An input buffer in bytes is created, converted to sextets, then as a test converted back to bytes. A comparison is made between the generated initial buffer of bytes and the output buffer in bytes after converting back from the intermediate sextet buffer. When the length of the input buffer is a multiple of 3, the match is perfect and the final output buffer is exactly the same. However, if the number of bytes in the initial buffer is not a multiple of 3, the last 3 bytes in the final output buffer may not match the original bytes. This has obviously something to do with the padding when the number of bytes is not a multiple of 3, but I am unable to find the source of the problem.

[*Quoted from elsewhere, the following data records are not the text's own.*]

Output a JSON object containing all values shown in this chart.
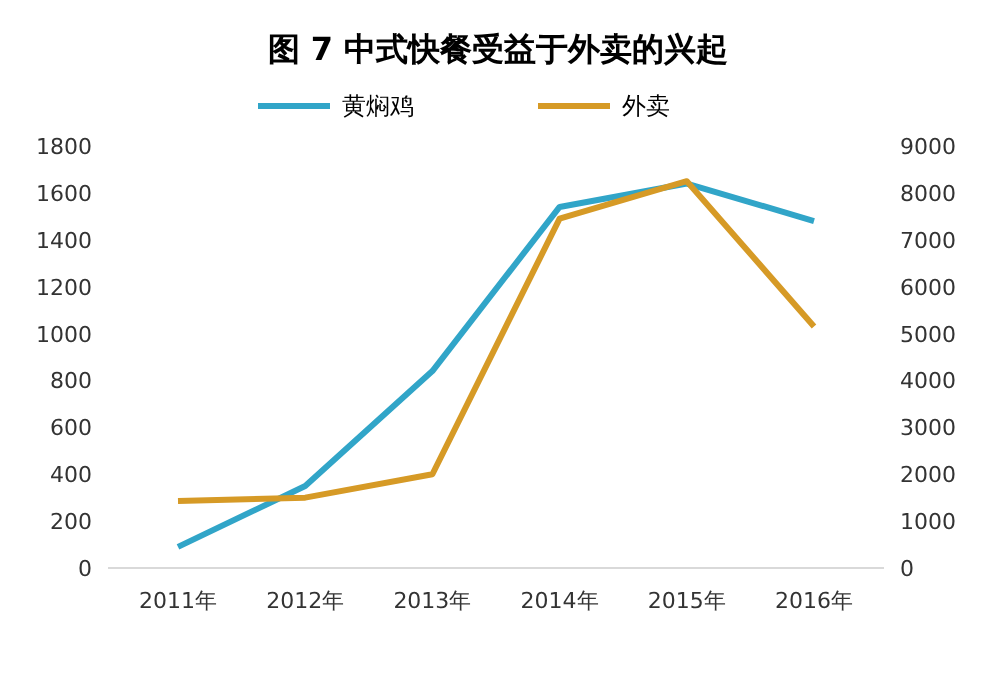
{
  "chart_data": {
    "type": "line",
    "title": "图 7   中式快餐受益于外卖的兴起",
    "categories": [
      "2011年",
      "2012年",
      "2013年",
      "2014年",
      "2015年",
      "2016年"
    ],
    "series": [
      {
        "name": "黄焖鸡",
        "color": "#31a5c8",
        "values": [
          90,
          350,
          840,
          1540,
          1640,
          1480
        ]
      },
      {
        "name": "外卖",
        "color": "#d69a26",
        "values": [
          1430,
          1500,
          2000,
          7450,
          8250,
          5150
        ],
        "axis": "y2"
      }
    ],
    "ylim": [
      0,
      1800
    ],
    "yticks": [
      0,
      200,
      400,
      600,
      800,
      1000,
      1200,
      1400,
      1600,
      1800
    ],
    "y2lim": [
      0,
      9000
    ],
    "y2ticks": [
      0,
      1000,
      2000,
      3000,
      4000,
      5000,
      6000,
      7000,
      8000,
      9000
    ],
    "legend": "top",
    "grid": false,
    "marker": "none",
    "line_style": "solid"
  }
}
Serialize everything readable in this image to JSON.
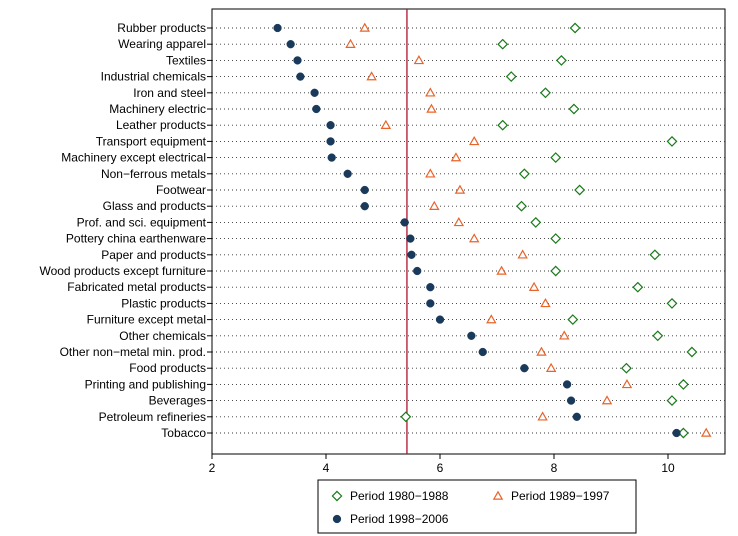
{
  "chart_data": {
    "type": "scatter",
    "orientation": "horizontal-dot-plot",
    "categories": [
      "Rubber products",
      "Wearing apparel",
      "Textiles",
      "Industrial chemicals",
      "Iron and steel",
      "Machinery electric",
      "Leather products",
      "Transport equipment",
      "Machinery except electrical",
      "Non−ferrous metals",
      "Footwear",
      "Glass and products",
      "Prof. and sci. equipment",
      "Pottery china earthenware",
      "Paper and products",
      "Wood products except furniture",
      "Fabricated metal products",
      "Plastic products",
      "Furniture except metal",
      "Other chemicals",
      "Other non−metal min. prod.",
      "Food products",
      "Printing and publishing",
      "Beverages",
      "Petroleum refineries",
      "Tobacco"
    ],
    "series": [
      {
        "name": "Period 1980−1988",
        "marker": "diamond-open",
        "color": "#1a7a1a",
        "values": [
          8.37,
          7.1,
          8.13,
          7.25,
          7.85,
          8.35,
          7.1,
          10.07,
          8.03,
          7.48,
          8.45,
          7.43,
          7.68,
          8.03,
          9.77,
          8.03,
          9.47,
          10.07,
          8.33,
          9.82,
          10.42,
          9.27,
          10.27,
          10.07,
          5.4,
          10.27
        ]
      },
      {
        "name": "Period 1989−1997",
        "marker": "triangle-open",
        "color": "#e8642a",
        "values": [
          4.68,
          4.43,
          5.63,
          4.8,
          5.83,
          5.85,
          5.05,
          6.6,
          6.28,
          5.83,
          6.35,
          5.9,
          6.33,
          6.6,
          7.45,
          7.08,
          7.65,
          7.85,
          6.9,
          8.18,
          7.78,
          7.95,
          9.28,
          8.93,
          7.8,
          10.67
        ]
      },
      {
        "name": "Period 1998−2006",
        "marker": "circle-filled",
        "color": "#1a3a5c",
        "values": [
          3.15,
          3.38,
          3.5,
          3.55,
          3.8,
          3.83,
          4.08,
          4.08,
          4.1,
          4.38,
          4.68,
          4.68,
          5.38,
          5.48,
          5.5,
          5.6,
          5.83,
          5.83,
          6.0,
          6.55,
          6.75,
          7.48,
          8.23,
          8.3,
          8.4,
          10.15
        ]
      }
    ],
    "xlim": [
      2,
      11
    ],
    "xticks": [
      "2",
      "4",
      "6",
      "8",
      "10"
    ],
    "reference_line": {
      "x": 5.42,
      "color": "#b0122e"
    },
    "grid": "dotted horizontal lines per category",
    "legend": {
      "placement": "bottom",
      "columns": 2
    }
  }
}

Incidentally, the return values from the two functions are always correct, even when the last few bytes do not match.
In a header file I have the following typedefs:
typedef unsigned char BYTE;
typedef const unsigned char CBYTE;
typedef unsigned int UINT;
Although the main function is more complicated, in its simplest version it would have a form like:
// Allocate memory for bufA and bufB.
// Write the data length and other information into sextets 0 to 4 in bufB.
// Convert the bytes in bufA starting at index 0 to sextets in bufB starting at index 5.
int countSextets = bytesToSextets(0, 5, lenBufA, bufA, bufB);
// Allocate memory for bufC.
// Convert the sextets in bufB starting at index 5 back to bytes in bufC starting at index 0.
int countBytes = sextetsToBytes(5, 0, lenBufC, bufB, bufC);
As I said, this all works correctly, except that when the lenBufA is not a multiple of 3, the last 3 recovered bytes in bufC do not match those in bufA, but the calculated buffer lengths are all correct.
Perhaps someone can kindly help throw some light on this.